November 3, 2018 – January 26, 2019

Shi Chong: Hidden Figures

Shi Chong: Hidden Figures
Installation view

Shi Chong: Hidden Figures

Shi Chong: Hidden Figures
​Installation view

Shi Chong: Hidden Figures

Shi Chong: Hidden Figures
​Installation view

Shi Chong: Hidden Figures

Shi Chong: Hidden Figures
​Installation view

Chambers Fine Art is pleased to announce the opening on November 3 of Shi Chong: Hidden Figures. Shi Chong was born in Hubei, China in 1963. He graduated from the Oil Painting Department of Hubei Academy of Fine Arts in 1987 and stayed on to teach. He has taught at the Art Institute of Tsinghua University since 2001.

In the early 1990s, Shi was already well-known for his unique method of painting. He synthesized multiple art forms and combined a conceptual approach as well as performance with his exquisite painting technique, which offered a juncture of classical painting and contemporary art. As a continuous observer of Shi’s painting practice, Wu Hung has interacted with Shi Chong since 1997 and included the latter in several important exhibitions he organized. Wu has kindly agreed to contribute an essay to the current exhibition. He traces the development of his own interest in Shi’s idiosyncratic style through several important group exhibitions and offers insightful comments on his current work.

The exhibition concentrates on fifteen works produced in 2015-2018, including ten oil paintings, two watercolors and three prints. Shi has continuously developed his language of painting over many years: his recent works, whether groups of paintings such as Disharmonious Album, single paintings such as A.D. 2019, muted paintings such as Whisper II or effervescent paintings such as Expression IV, are marked by a greater freedom of style, including stippling, stroking and rubbing of the pigments. It took the artist five months to finish Disharmonious Album, in which a variety of different poses, materials and bodies are placed together side by side giving viewers a sense of wholeness. Another exhibited work Hidden Figure is in striking contrast with his earlier painting Portrait on an Undetermined Date. In the latter, a sheet of colorless acrylic was pressed on to the nude, forming an extruding plane at the contact surface which conveys to viewers the throbbing body beneath it. In contrast in Hidden Figure, the lines drawn by Shi’s fingers in the mist on a sheet of glass look as if they are suspended in space, making the picture more abstract and intriguing. Abstract elements and realistic forms are intertwined in the fifteen works included in the exhibition, unleashing viewers’ imaginative response to the dynamic images partially hidden within the frames.

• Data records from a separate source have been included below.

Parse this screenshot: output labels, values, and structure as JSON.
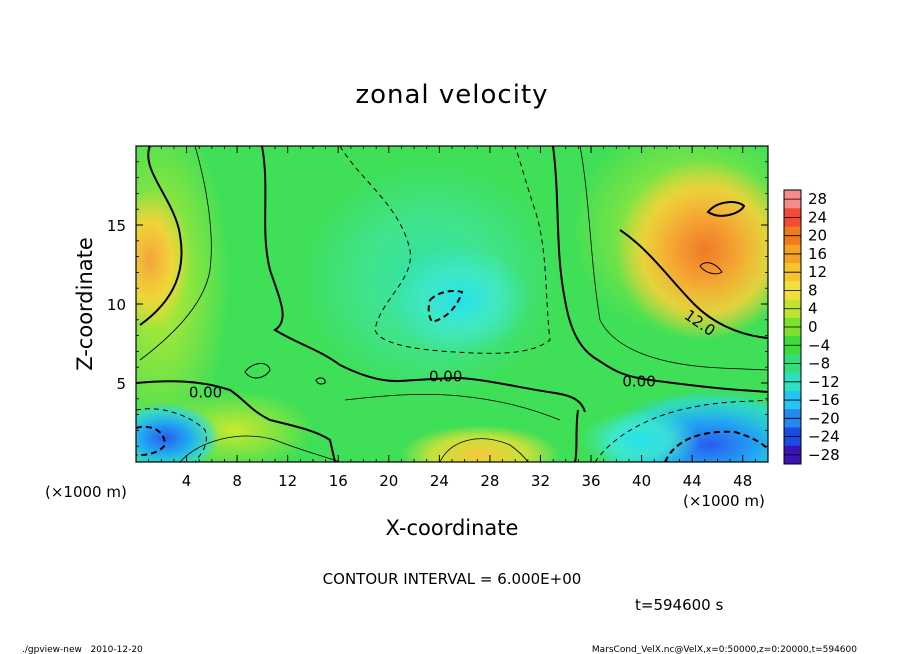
{
  "chart_data": {
    "type": "heatmap",
    "title": "zonal velocity",
    "xlabel": "X-coordinate",
    "ylabel": "Z-coordinate",
    "x_unit": "(×1000 m)",
    "y_unit": "(×1000 m)",
    "xlim": [
      0,
      50
    ],
    "ylim": [
      0,
      20
    ],
    "x_ticks": [
      4,
      8,
      12,
      16,
      20,
      24,
      28,
      32,
      36,
      40,
      44,
      48
    ],
    "y_ticks": [
      5,
      10,
      15
    ],
    "colorbar": {
      "ticks": [
        28,
        24,
        20,
        16,
        12,
        8,
        4,
        0,
        -4,
        -8,
        -12,
        -16,
        -20,
        -24,
        -28
      ],
      "range": [
        -30,
        30
      ]
    },
    "contour_labels": [
      {
        "text": "0.00",
        "x": 5.5,
        "y": 4.4
      },
      {
        "text": "0.00",
        "x": 24.5,
        "y": 5.4
      },
      {
        "text": "0.00",
        "x": 39.8,
        "y": 5.1
      },
      {
        "text": "12.0",
        "x": 44.6,
        "y": 8.8
      }
    ],
    "contour_interval_text": "CONTOUR INTERVAL = 6.000E+00",
    "time_text": "t=594600 s",
    "grid": false
  },
  "footer": {
    "left": "./gpview-new   2010-12-20",
    "right": "MarsCond_VelX.nc@VelX,x=0:50000,z=0:20000,t=594600"
  }
}
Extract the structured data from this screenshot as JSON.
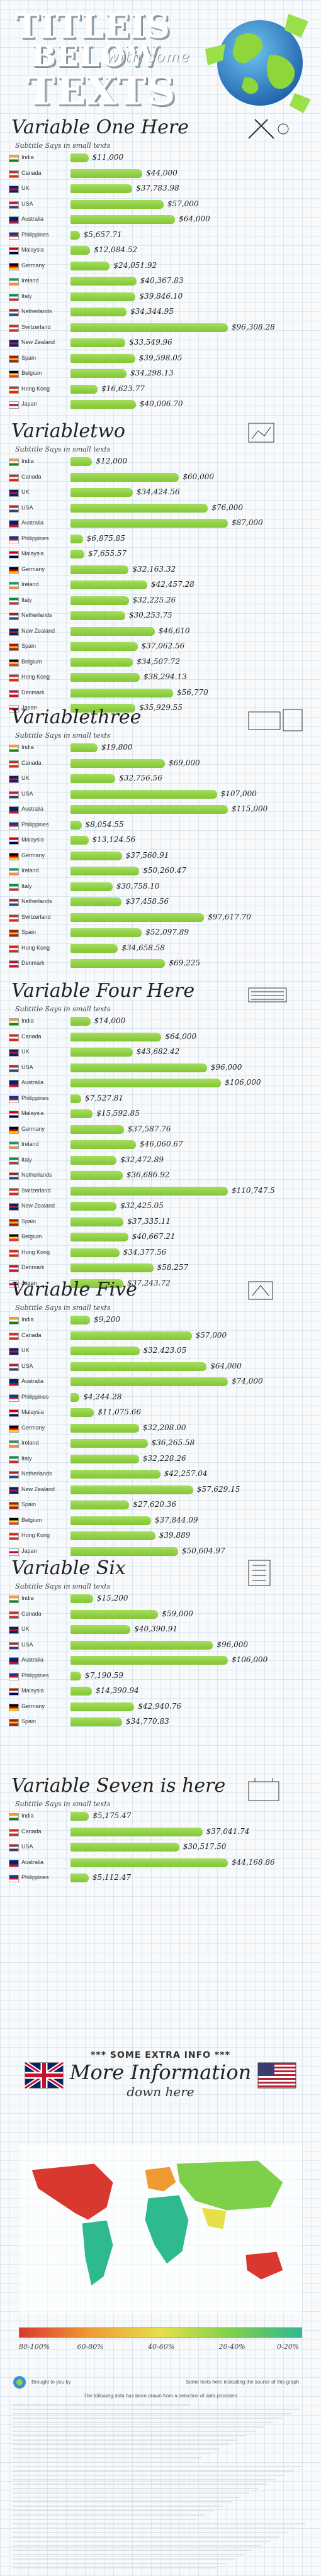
{
  "header": {
    "title_line1": "TITLEIS",
    "title_line2": "BELOW",
    "title_with": "with some",
    "title_line3": "TEXTS"
  },
  "sections": [
    {
      "title": "Variable One Here",
      "subtitle": "Subtitle Says in small texts",
      "rows": [
        {
          "country": "India",
          "value": 11000,
          "label": "$11,000"
        },
        {
          "country": "Canada",
          "value": 44000,
          "label": "$44,000"
        },
        {
          "country": "UK",
          "value": 37783.98,
          "label": "$37,783.98"
        },
        {
          "country": "USA",
          "value": 57000,
          "label": "$57,000"
        },
        {
          "country": "Australia",
          "value": 64000,
          "label": "$64,000"
        },
        {
          "country": "Philippines",
          "value": 5657.71,
          "label": "$5,657.71"
        },
        {
          "country": "Malaysia",
          "value": 12084.52,
          "label": "$12,084.52"
        },
        {
          "country": "Germany",
          "value": 24051.92,
          "label": "$24,051.92"
        },
        {
          "country": "Ireland",
          "value": 40367.83,
          "label": "$40,367.83"
        },
        {
          "country": "Italy",
          "value": 39846.1,
          "label": "$39,846.10"
        },
        {
          "country": "Netherlands",
          "value": 34344.95,
          "label": "$34,344.95"
        },
        {
          "country": "Switzerland",
          "value": 96308.28,
          "label": "$96,308.28"
        },
        {
          "country": "New Zealand",
          "value": 33549.96,
          "label": "$33,549.96"
        },
        {
          "country": "Spain",
          "value": 39598.05,
          "label": "$39,598.05"
        },
        {
          "country": "Belgium",
          "value": 34298.13,
          "label": "$34,298.13"
        },
        {
          "country": "Hong Kong",
          "value": 16623.77,
          "label": "$16,623.77"
        },
        {
          "country": "Japan",
          "value": 40006.7,
          "label": "$40,006.70"
        }
      ]
    },
    {
      "title": "Variabletwo",
      "subtitle": "Subtitle Says in small texts",
      "rows": [
        {
          "country": "India",
          "value": 12000,
          "label": "$12,000"
        },
        {
          "country": "Canada",
          "value": 60000,
          "label": "$60,000"
        },
        {
          "country": "UK",
          "value": 34424.56,
          "label": "$34,424.56"
        },
        {
          "country": "USA",
          "value": 76000,
          "label": "$76,000"
        },
        {
          "country": "Australia",
          "value": 87000,
          "label": "$87,000"
        },
        {
          "country": "Philippines",
          "value": 6875.85,
          "label": "$6,875.85"
        },
        {
          "country": "Malaysia",
          "value": 7655.57,
          "label": "$7,655.57"
        },
        {
          "country": "Germany",
          "value": 32163.32,
          "label": "$32,163.32"
        },
        {
          "country": "Ireland",
          "value": 42457.28,
          "label": "$42,457.28"
        },
        {
          "country": "Italy",
          "value": 32225.26,
          "label": "$32,225.26"
        },
        {
          "country": "Netherlands",
          "value": 30253.75,
          "label": "$30,253.75"
        },
        {
          "country": "New Zealand",
          "value": 46610,
          "label": "$46,610"
        },
        {
          "country": "Spain",
          "value": 37062.56,
          "label": "$37,062.56"
        },
        {
          "country": "Belgium",
          "value": 34507.72,
          "label": "$34,507.72"
        },
        {
          "country": "Hong Kong",
          "value": 38294.13,
          "label": "$38,294.13"
        },
        {
          "country": "Denmark",
          "value": 56770,
          "label": "$56,770"
        },
        {
          "country": "Japan",
          "value": 35929.55,
          "label": "$35,929.55"
        }
      ]
    },
    {
      "title": "Variablethree",
      "subtitle": "Subtitle Says in small texts",
      "rows": [
        {
          "country": "India",
          "value": 19800,
          "label": "$19,800"
        },
        {
          "country": "Canada",
          "value": 69000,
          "label": "$69,000"
        },
        {
          "country": "UK",
          "value": 32756.56,
          "label": "$32,756.56"
        },
        {
          "country": "USA",
          "value": 107000,
          "label": "$107,000"
        },
        {
          "country": "Australia",
          "value": 115000,
          "label": "$115,000"
        },
        {
          "country": "Philippines",
          "value": 8054.55,
          "label": "$8,054.55"
        },
        {
          "country": "Malaysia",
          "value": 13124.56,
          "label": "$13,124.56"
        },
        {
          "country": "Germany",
          "value": 37560.91,
          "label": "$37,560.91"
        },
        {
          "country": "Ireland",
          "value": 50260.47,
          "label": "$50,260.47"
        },
        {
          "country": "Italy",
          "value": 30758.1,
          "label": "$30,758.10"
        },
        {
          "country": "Netherlands",
          "value": 37458.56,
          "label": "$37,458.56"
        },
        {
          "country": "Switzerland",
          "value": 97617.7,
          "label": "$97,617.70"
        },
        {
          "country": "Spain",
          "value": 52097.89,
          "label": "$52,097.89"
        },
        {
          "country": "Hong Kong",
          "value": 34658.58,
          "label": "$34,658.58"
        },
        {
          "country": "Denmark",
          "value": 69225,
          "label": "$69,225"
        }
      ]
    },
    {
      "title": "Variable Four Here",
      "subtitle": "Subtitle Says in small texts",
      "rows": [
        {
          "country": "India",
          "value": 14000,
          "label": "$14,000"
        },
        {
          "country": "Canada",
          "value": 64000,
          "label": "$64,000"
        },
        {
          "country": "UK",
          "value": 43682.42,
          "label": "$43,682.42"
        },
        {
          "country": "USA",
          "value": 96000,
          "label": "$96,000"
        },
        {
          "country": "Australia",
          "value": 106000,
          "label": "$106,000"
        },
        {
          "country": "Philippines",
          "value": 7527.81,
          "label": "$7,527.81"
        },
        {
          "country": "Malaysia",
          "value": 15592.85,
          "label": "$15,592.85"
        },
        {
          "country": "Germany",
          "value": 37587.76,
          "label": "$37,587.76"
        },
        {
          "country": "Ireland",
          "value": 46060.67,
          "label": "$46,060.67"
        },
        {
          "country": "Italy",
          "value": 32472.89,
          "label": "$32,472.89"
        },
        {
          "country": "Netherlands",
          "value": 36686.92,
          "label": "$36,686.92"
        },
        {
          "country": "Switzerland",
          "value": 110747.5,
          "label": "$110,747.5"
        },
        {
          "country": "New Zealand",
          "value": 32425.05,
          "label": "$32,425.05"
        },
        {
          "country": "Spain",
          "value": 37335.11,
          "label": "$37,335.11"
        },
        {
          "country": "Belgium",
          "value": 40667.21,
          "label": "$40,667.21"
        },
        {
          "country": "Hong Kong",
          "value": 34377.56,
          "label": "$34,377.56"
        },
        {
          "country": "Denmark",
          "value": 58257,
          "label": "$58,257"
        },
        {
          "country": "Japan",
          "value": 37243.72,
          "label": "$37,243.72"
        }
      ]
    },
    {
      "title": "Variable Five",
      "subtitle": "Subtitle Says in small texts",
      "rows": [
        {
          "country": "India",
          "value": 9200,
          "label": "$9,200"
        },
        {
          "country": "Canada",
          "value": 57000,
          "label": "$57,000"
        },
        {
          "country": "UK",
          "value": 32423.05,
          "label": "$32,423.05"
        },
        {
          "country": "USA",
          "value": 64000,
          "label": "$64,000"
        },
        {
          "country": "Australia",
          "value": 74000,
          "label": "$74,000"
        },
        {
          "country": "Philippines",
          "value": 4244.28,
          "label": "$4,244.28"
        },
        {
          "country": "Malaysia",
          "value": 11075.66,
          "label": "$11,075.66"
        },
        {
          "country": "Germany",
          "value": 32208,
          "label": "$32,208.00"
        },
        {
          "country": "Ireland",
          "value": 36265.58,
          "label": "$36,265.58"
        },
        {
          "country": "Italy",
          "value": 32228.26,
          "label": "$32,228.26"
        },
        {
          "country": "Netherlands",
          "value": 42257.04,
          "label": "$42,257.04"
        },
        {
          "country": "New Zealand",
          "value": 57629.15,
          "label": "$57,629.15"
        },
        {
          "country": "Spain",
          "value": 27620.36,
          "label": "$27,620.36"
        },
        {
          "country": "Belgium",
          "value": 37844.09,
          "label": "$37,844.09"
        },
        {
          "country": "Hong Kong",
          "value": 39889,
          "label": "$39,889"
        },
        {
          "country": "Japan",
          "value": 50604.97,
          "label": "$50,604.97"
        }
      ]
    },
    {
      "title": "Variable Six",
      "subtitle": "Subtitle Says in small texts",
      "rows": [
        {
          "country": "India",
          "value": 15200,
          "label": "$15,200"
        },
        {
          "country": "Canada",
          "value": 59000,
          "label": "$59,000"
        },
        {
          "country": "UK",
          "value": 40390.91,
          "label": "$40,390.91"
        },
        {
          "country": "USA",
          "value": 96000,
          "label": "$96,000"
        },
        {
          "country": "Australia",
          "value": 106000,
          "label": "$106,000"
        },
        {
          "country": "Philippines",
          "value": 7190.59,
          "label": "$7,190.59"
        },
        {
          "country": "Malaysia",
          "value": 14390.94,
          "label": "$14,390.94"
        },
        {
          "country": "Germany",
          "value": 42940.76,
          "label": "$42,940.76"
        },
        {
          "country": "Spain",
          "value": 34770.83,
          "label": "$34,770.83"
        }
      ]
    },
    {
      "title": "Variable Seven is here",
      "subtitle": "Subtitle Says in small texts",
      "rows": [
        {
          "country": "India",
          "value": 5175.47,
          "label": "$5,175.47"
        },
        {
          "country": "Canada",
          "value": 37041.74,
          "label": "$37,041.74"
        },
        {
          "country": "USA",
          "value": 30517.5,
          "label": "$30,517.50"
        },
        {
          "country": "Australia",
          "value": 44168.86,
          "label": "$44,168.86"
        },
        {
          "country": "Philippines",
          "value": 5112.47,
          "label": "$5,112.47"
        }
      ]
    }
  ],
  "extra": {
    "label": "*** SOME EXTRA INFO ***",
    "title": "More Information",
    "subtitle": "down here"
  },
  "legend": {
    "ticks": [
      "80-100%",
      "60-80%",
      "40-60%",
      "20-40%",
      "0-20%"
    ],
    "colors": [
      "#d9382e",
      "#f09a34",
      "#e5e04a",
      "#7ed04b",
      "#2fb98f"
    ]
  },
  "footer": {
    "credit": "Brought to you by",
    "source_note": "Some texts here indicating the source of this graph",
    "follow_note": "The following data has been drawn from a selection of data providers"
  },
  "flag_colors": {
    "India": [
      "#ff9933",
      "#ffffff",
      "#138808"
    ],
    "Canada": [
      "#d52b1e",
      "#ffffff",
      "#d52b1e"
    ],
    "UK": [
      "#012169",
      "#c8102e",
      "#012169"
    ],
    "USA": [
      "#b22234",
      "#ffffff",
      "#3c3b6e"
    ],
    "Australia": [
      "#012169",
      "#012169",
      "#c8102e"
    ],
    "Philippines": [
      "#0038a8",
      "#ce1126",
      "#ffffff"
    ],
    "Malaysia": [
      "#cc0001",
      "#ffffff",
      "#010066"
    ],
    "Germany": [
      "#000000",
      "#dd0000",
      "#ffce00"
    ],
    "Ireland": [
      "#169b62",
      "#ffffff",
      "#ff883e"
    ],
    "Italy": [
      "#009246",
      "#ffffff",
      "#ce2b37"
    ],
    "Netherlands": [
      "#ae1c28",
      "#ffffff",
      "#21468b"
    ],
    "Switzerland": [
      "#d52b1e",
      "#ffffff",
      "#d52b1e"
    ],
    "New Zealand": [
      "#012169",
      "#c8102e",
      "#012169"
    ],
    "Spain": [
      "#aa151b",
      "#f1bf00",
      "#aa151b"
    ],
    "Belgium": [
      "#000000",
      "#fdda24",
      "#ef3340"
    ],
    "Hong Kong": [
      "#de2910",
      "#ffffff",
      "#de2910"
    ],
    "Denmark": [
      "#c8102e",
      "#ffffff",
      "#c8102e"
    ],
    "Japan": [
      "#ffffff",
      "#bc002d",
      "#ffffff"
    ]
  },
  "chart_data": [
    {
      "type": "bar",
      "title": "Variable One Here",
      "subtitle": "Subtitle Says in small texts",
      "categories": [
        "India",
        "Canada",
        "UK",
        "USA",
        "Australia",
        "Philippines",
        "Malaysia",
        "Germany",
        "Ireland",
        "Italy",
        "Netherlands",
        "Switzerland",
        "New Zealand",
        "Spain",
        "Belgium",
        "Hong Kong",
        "Japan"
      ],
      "values": [
        11000,
        44000,
        37783.98,
        57000,
        64000,
        5657.71,
        12084.52,
        24051.92,
        40367.83,
        39846.1,
        34344.95,
        96308.28,
        33549.96,
        39598.05,
        34298.13,
        16623.77,
        40006.7
      ]
    },
    {
      "type": "bar",
      "title": "Variabletwo",
      "subtitle": "Subtitle Says in small texts",
      "categories": [
        "India",
        "Canada",
        "UK",
        "USA",
        "Australia",
        "Philippines",
        "Malaysia",
        "Germany",
        "Ireland",
        "Italy",
        "Netherlands",
        "New Zealand",
        "Spain",
        "Belgium",
        "Hong Kong",
        "Denmark",
        "Japan"
      ],
      "values": [
        12000,
        60000,
        34424.56,
        76000,
        87000,
        6875.85,
        7655.57,
        32163.32,
        42457.28,
        32225.26,
        30253.75,
        46610,
        37062.56,
        34507.72,
        38294.13,
        56770,
        35929.55
      ]
    },
    {
      "type": "bar",
      "title": "Variablethree",
      "subtitle": "Subtitle Says in small texts",
      "categories": [
        "India",
        "Canada",
        "UK",
        "USA",
        "Australia",
        "Philippines",
        "Malaysia",
        "Germany",
        "Ireland",
        "Italy",
        "Netherlands",
        "Switzerland",
        "Spain",
        "Hong Kong",
        "Denmark"
      ],
      "values": [
        19800,
        69000,
        32756.56,
        107000,
        115000,
        8054.55,
        13124.56,
        37560.91,
        50260.47,
        30758.1,
        37458.56,
        97617.7,
        52097.89,
        34658.58,
        69225
      ]
    },
    {
      "type": "bar",
      "title": "Variable Four Here",
      "subtitle": "Subtitle Says in small texts",
      "categories": [
        "India",
        "Canada",
        "UK",
        "USA",
        "Australia",
        "Philippines",
        "Malaysia",
        "Germany",
        "Ireland",
        "Italy",
        "Netherlands",
        "Switzerland",
        "New Zealand",
        "Spain",
        "Belgium",
        "Hong Kong",
        "Denmark",
        "Japan"
      ],
      "values": [
        14000,
        64000,
        43682.42,
        96000,
        106000,
        7527.81,
        15592.85,
        37587.76,
        46060.67,
        32472.89,
        36686.92,
        110747.5,
        32425.05,
        37335.11,
        40667.21,
        34377.56,
        58257,
        37243.72
      ]
    },
    {
      "type": "bar",
      "title": "Variable Five",
      "subtitle": "Subtitle Says in small texts",
      "categories": [
        "India",
        "Canada",
        "UK",
        "USA",
        "Australia",
        "Philippines",
        "Malaysia",
        "Germany",
        "Ireland",
        "Italy",
        "Netherlands",
        "New Zealand",
        "Spain",
        "Belgium",
        "Hong Kong",
        "Japan"
      ],
      "values": [
        9200,
        57000,
        32423.05,
        64000,
        74000,
        4244.28,
        11075.66,
        32208,
        36265.58,
        32228.26,
        42257.04,
        57629.15,
        27620.36,
        37844.09,
        39889,
        50604.97
      ]
    },
    {
      "type": "bar",
      "title": "Variable Six",
      "subtitle": "Subtitle Says in small texts",
      "categories": [
        "India",
        "Canada",
        "UK",
        "USA",
        "Australia",
        "Philippines",
        "Malaysia",
        "Germany",
        "Spain"
      ],
      "values": [
        15200,
        59000,
        40390.91,
        96000,
        106000,
        7190.59,
        14390.94,
        42940.76,
        34770.83
      ]
    },
    {
      "type": "bar",
      "title": "Variable Seven is here",
      "subtitle": "Subtitle Says in small texts",
      "categories": [
        "India",
        "Canada",
        "USA",
        "Australia",
        "Philippines"
      ],
      "values": [
        5175.47,
        37041.74,
        30517.5,
        44168.86,
        5112.47
      ]
    }
  ]
}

Bodies in different states and many different kinds of materials drifting in space are all under the control of the artist, leaving viewers free to use their imagination to see and interpret.

The gallery cooperated with Shi Chong for the first time in 2004 when Wu Hung included him in a group exhibition he curated at Chambers Fine Art in New York, Intersection: Contemporary Oil Painting & Photography, which explored the relationship between the traditional medium of oil painting and photography. As a participating artist, Shi attracted extensive attention in terms of his exquisite techniques and personal style. Years later, he has gone further and further in the path of “painterliness” and his style continues to evolve.